The introduction of Parish Profiles was the subject of an article in our July Newsletter in which we quoted the words of Council Leader Cllr Brazil, speaking to his fellow members of the Council’s executive:
I would challenge anyone who lives in the South Hams to find anywhere in the South Hams where there’s not a housing need. And so why are we spending a lot of time and money doing these housing needs surveys when all they do is confirm what we know already?
Instead, he argued, a Parish Profile was all that was required to demonstrate a housing need, offering Devon Home Choice data from the Parish Profile for Salcombe in support:
Average bids for a two-bedroom house in Salcombe, average bids 45, I think that shows a housing need in that area. I don’t think you need to go out and ask people if there’s a housing need, that says it.
He also confirmed that, when determining planning applications, Parish Profiles are to be considered a material consideration.
Consequently we were concerned developers were being invited to use Parish Profiles to support their applications. Even within the protected landscape, where development might not otherwise be possible, proposals could now be brought forward in which as few as 30% of the properties to be built need be classified as ‘affordable’, while the remainder could be overlarge and overpriced ‘executive homes’ and, when backed by Parish Profiles, such applications could be hard to refuse.
There is no doubt that in many parts of the South Hams there is a very real need for genuinely affordable housing. But before allowing Parish Profiles to become a trojan horse facilitating yet more inappropriate and unnecessary development, the Joint Local Plan should first be amended.
And finally we suggested, Devon Home Choice data alone would fail to provide an adequate alternative to many housing needs surveys. Nor, we added, could we claim with any confidence that much of the other information published in Parish Profiles was necessarily to be relied upon. Yet despite our submitting a request to discover the various data sources used to compile the Profiles, the promised response was not received by the time we went to press.
Were that information to eventually arrive, we promised, an update would be published on our website. The answers are as follows.
The average property purchase price is taken from Land Registry data, while the rental prices quoted are sourced from Rightmove. However in neither instance do the Profiles quote the number of transactions involved. In Staverton, for example, it transpired that the average house price was based on a single transaction and, where rental properties are concerned, the Council themselves accept:
This can be tricky in some areas as there are so few properties to rent and this is just a snapshot in time.
Nor, the Council acknowledge, have they any way of telling whether the private rental sector has been able to meet demand.
Similarly the number of second homes, holiday lets and AirBnBs has been taken from Council Tax records, with the Council admitting:
We are unable to provide definite numbers of second homes in each Parish. Council Tax is based on a persons sole or main residence and if the property is no ones sole or main residence, it is charged as an unoccupied property (with different rules and amounts based on furnished or unfurnished). Reason for it being unoccupied and furnished is irrelevant to Council Tax, but it should be Business Rated if a Holiday Let (or AirB&B) that is both available for short term let for at least 140 days in the previous year and actually commercially let for 70 of those days.
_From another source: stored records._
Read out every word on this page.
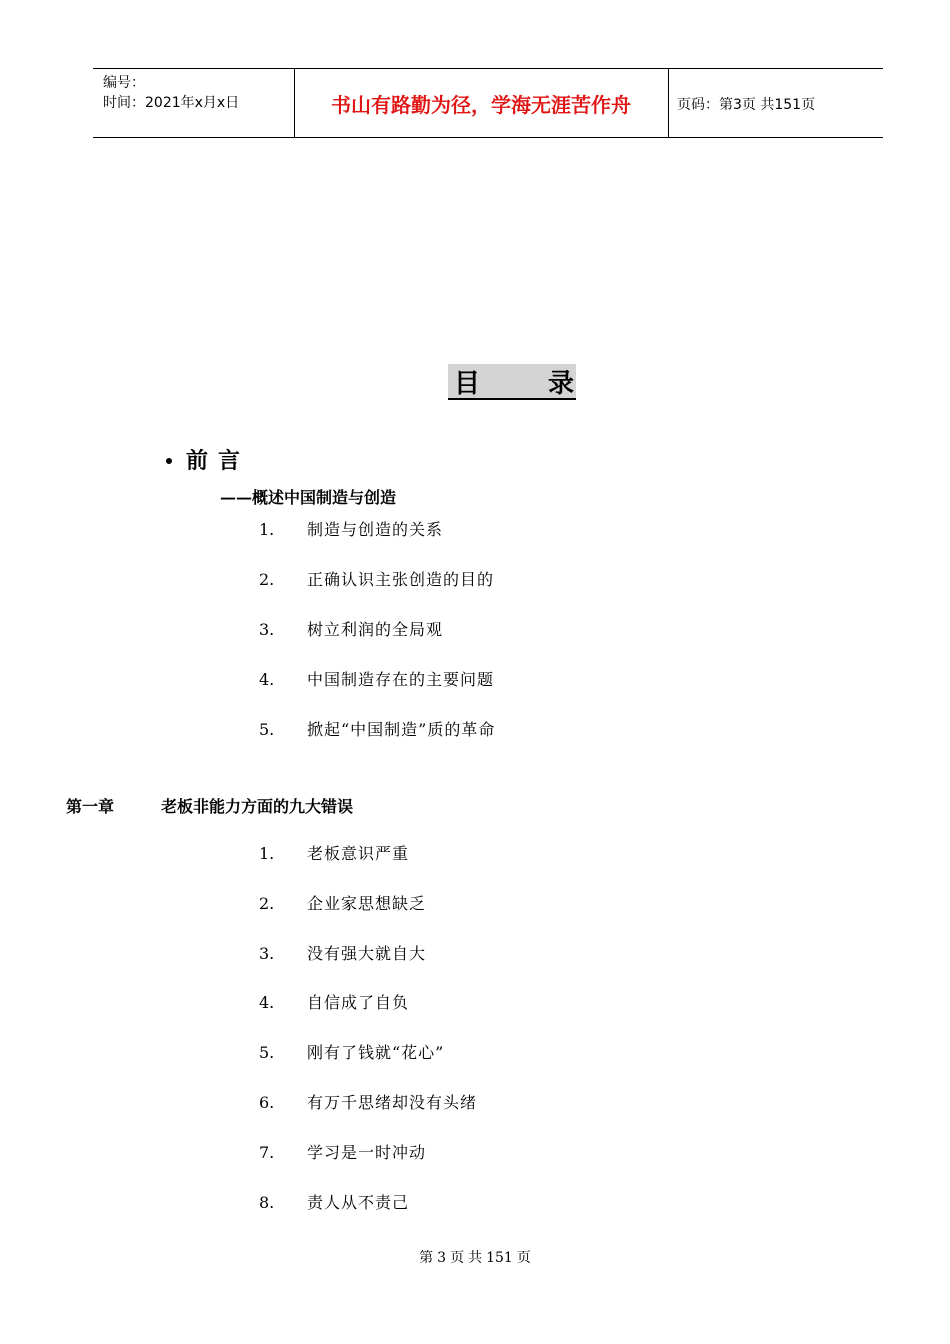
编号：
时间：2021年x月x日	书山有路勤为径，学海无涯苦作舟	页码：第3页 共151页
目	录
前言
——概述中国制造与创造
1. 制造与创造的关系
2. 正确认识主张创造的目的
3. 树立利润的全局观
4. 中国制造存在的主要问题
5. 掀起“中国制造”质的革命
第一章	老板非能力方面的九大错误
1. 老板意识严重
2. 企业家思想缺乏
3. 没有强大就自大
4. 自信成了自负
5. 刚有了钱就“花心”
6. 有万千思绪却没有头绪
7. 学习是一时冲动
8. 责人从不责己
第 3 页 共 151 页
A property being Business Rated is based on that factual information and not the choice of the Council or the Taxpayer.
In other words, the number of second homes is again not necessarily to be relied upon, and the accuracy of the number of holiday lets and AirBnBs is dependent on their owners ensuring their properties are Business Rated.
As for the number of bedrooms per property and the occupancy ratings for bedrooms, both are derived from the most recent Census undertaken in 2021. This means that information, along with all the other information taken from the Census, is already three years out of date and will not now be updated until 2031.
Separately, although in Salcombe the number of pupils attending the primary school are said to be ‘around the level of the school’s capacity’, the Council are unable to say whether the school would be physically capable of expansion were it necessary to accommodate more.
Insufficient information is also provided by the Parish Profile as to the sustainability of further development in the area. For example no attempt has been made to establish whether the sewage treatment works still has capacity, whether there are any employment opportunities in the immediate locality, whether there is an NHS dentist accepting new patients, how long it can take on average to get to see a GP, the availability of public transport, or local levels of air pollution and traffic congestion.
Without addressing such issues the value of Parish Profiles remains far from certain. Fortunately the Council’s Executive Lead for Housing has agreed to come and discuss both Parish Profiles and the South Hams Housing Offer on 26 September at the first of this autumn’s Crabshell Conversations.
We have every confidence she will be able to put our concerns to rest.